MOTORING in those days involved a working knowledge of reading a compass. Some of us remember those "happy!" pioneering days, when most of the main roads of the Fylde were metalled with limestone and plentiful quantities of dirt, or muck as the locals called it.


That part of the mixture was intended to gum the stones together. It was not always successful. But even that was about as big an improvement as the jet-plane is on the dog-cart so my father said. When he was "nobbut a lad" the lanes that connected the various villages of the Fylde were little more than tracks.


DEEP RUTS


In summertime the iron-tyred carts cut deep tracks into the lanes, often a foot deep. It was almost impossible to get out of them when the cart was laden. But it was in winter that the 'fun' began. After heavy rain the tracks were brimming full of water and those on foot, who could not climb the hedge into a neighbouring field, were splashed up to the ears with muddy water.


When the frosts came the tracks were in an even worse state. The ruts were frozen iron-hard and filled to the top with blocks of ice. Yet it was on these tracks that somehow, our hardy ancestors contrived to get about the Fylde, to market in Garstang and Poulton and to the dance in the near-by village.
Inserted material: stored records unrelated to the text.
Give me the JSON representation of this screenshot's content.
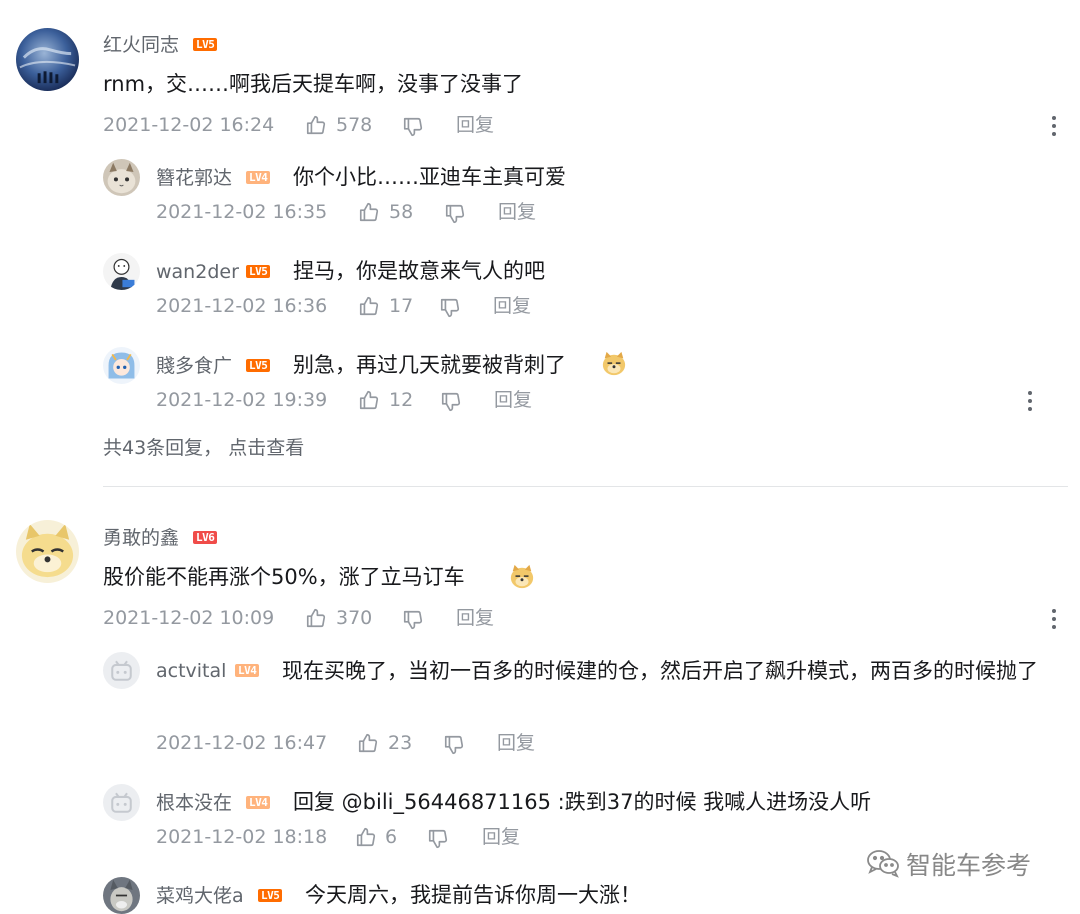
{
  "comments": [
    {
      "user": "红火同志",
      "level": "LV5",
      "text": "rnm，交……啊我后天提车啊，没事了没事了",
      "time": "2021-12-02 16:24",
      "likes": "578",
      "reply_label": "回复",
      "replies": [
        {
          "user": "簪花郭达",
          "level": "LV4",
          "text": "你个小比……亚迪车主真可爱",
          "time": "2021-12-02 16:35",
          "likes": "58",
          "reply_label": "回复"
        },
        {
          "user": "wan2der",
          "level": "LV5",
          "text": "捏马，你是故意来气人的吧",
          "time": "2021-12-02 16:36",
          "likes": "17",
          "reply_label": "回复"
        },
        {
          "user": "賤多食广",
          "level": "LV5",
          "text": "别急，再过几天就要被背刺了",
          "emoji": "doge-emoji",
          "time": "2021-12-02 19:39",
          "likes": "12",
          "reply_label": "回复"
        }
      ],
      "view_more": "共43条回复， 点击查看"
    },
    {
      "user": "勇敢的鑫",
      "level": "LV6",
      "text": "股价能不能再涨个50%，涨了立马订车",
      "emoji": "doge-emoji",
      "time": "2021-12-02 10:09",
      "likes": "370",
      "reply_label": "回复",
      "replies": [
        {
          "user": "actvital",
          "level": "LV4",
          "text": "现在买晚了，当初一百多的时候建的仓，然后开启了飙升模式，两百多的时候抛了",
          "time": "2021-12-02 16:47",
          "likes": "23",
          "reply_label": "回复"
        },
        {
          "user": "根本没在",
          "level": "LV4",
          "text": "回复 @bili_56446871165 :跌到37的时候 我喊人进场没人听",
          "time": "2021-12-02 18:18",
          "likes": "6",
          "reply_label": "回复"
        },
        {
          "user": "菜鸡大佬a",
          "level": "LV5",
          "text": "今天周六，我提前告诉你周一大涨！"
        }
      ]
    }
  ],
  "watermark": "智能车参考",
  "icons": {
    "like": "thumbs-up-icon",
    "dislike": "thumbs-down-icon",
    "more": "more-vertical-icon",
    "wechat": "wechat-icon"
  },
  "colors": {
    "lv4": "#ffb37c",
    "lv5": "#ff6c00",
    "lv6": "#f04c49",
    "meta": "#9499a0",
    "name": "#61666d"
  }
}
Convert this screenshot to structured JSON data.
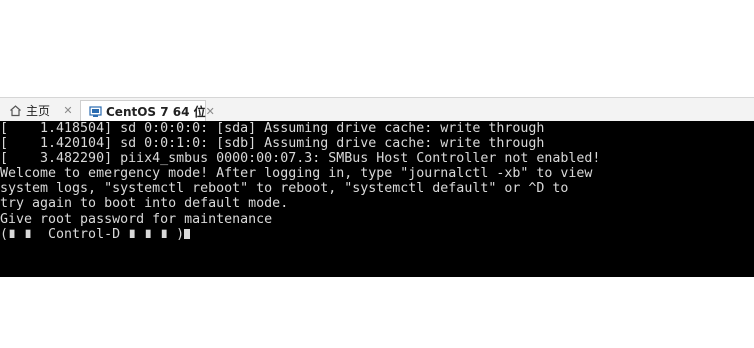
{
  "tabs": [
    {
      "label": "主页",
      "icon": "home-icon"
    },
    {
      "label": "CentOS 7 64 位",
      "icon": "vm-console-icon"
    }
  ],
  "console": {
    "lines": [
      "[    1.418504] sd 0:0:0:0: [sda] Assuming drive cache: write through",
      "[    1.420104] sd 0:0:1:0: [sdb] Assuming drive cache: write through",
      "[    3.482290] piix4_smbus 0000:00:07.3: SMBus Host Controller not enabled!",
      "Welcome to emergency mode! After logging in, type \"journalctl -xb\" to view",
      "system logs, \"systemctl reboot\" to reboot, \"systemctl default\" or ^D to",
      "try again to boot into default mode.",
      "Give root password for maintenance",
      "(∎ ∎  Control-D ∎ ∎ ∎ )"
    ]
  },
  "colors": {
    "console_bg": "#000000",
    "console_fg": "#d9d9d9",
    "tabbar_bg": "#f3f3f3"
  }
}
It was, too, on such tortuous Tacks that. my father first launched his way into the cycling world on a penny-farthing bicycle.


SAFETY BIKE

THOSE were the days when Billie the Dryster (the man who looked after the kiln) at Pilling windmill was experimenting with one of the new safety-bikes. Before Billie ventured on to the track he had the new bike slung between the beams of the barn that belonged to Mr. Gornall, one of the pioneers of motoring in the Fylde.


It is on record that on his first venture Billie ran down the steep incline at the kiln and through the hedge at the bottom. Things had improved by the time that I began "to knock the bark off my shins" on a bicycle. But there were still, all over the Fylde, places where the solid-tyred cars and charabancs were bumping and bouncing out of one pot-hole into the next.


DUST AND MUD


ON a summer's day you were loft choking and gasping in a cloud of dust that blanketed the hedges and rolled away over the fields of the Fylde like a sand-storm. After a thunder shower the hedges were dripping mud and the pot-holes were full of water. The method of repairing these tracks was a simple one. At convenient places along the lane a heap of stones was tipped. From these a man with a wheel-barrow replenished his stocks as he filled the pot-holes with the aid of a shovel. It was around these heaps of stone that you would often see the old-time stone-breaker.


During the summer months he would sit on the heap of stones cracking the stones with a hammer. It looked a hard and blistering job. But not for the expert. He could do it at easily as feeding the chickens. Not all the stones were broken on the spot. Stone-breaking was one of the penalties of being a tramp in the Fylde, 40 and 50 years ago. Some of these wanderers, who drifted in at the gate of the Garstang Union Workhouse, were invited" to work their passage by breaking a heap of stones.


RUED THE DAY

 

SOME of them looked twice at the heap of stones and rued the day that they ever became a tramp. They were hustled before a magistrate and sent to prison where they usually found an even greater heap of stones to tackle. The evidence of those tearful times. today, lies buried beneath the smooth coating of tar-mac on most of the roads of the Fylde.


We should be grateful for that tar. The only man that it almost put out of business was the village tailor. After a trip to Garstang market in the old days you needed a new suit. If you went in summer you got a dust-bath. If you were brave enough to face the perils of the road in winter you got a mud-bath. There was little to choose.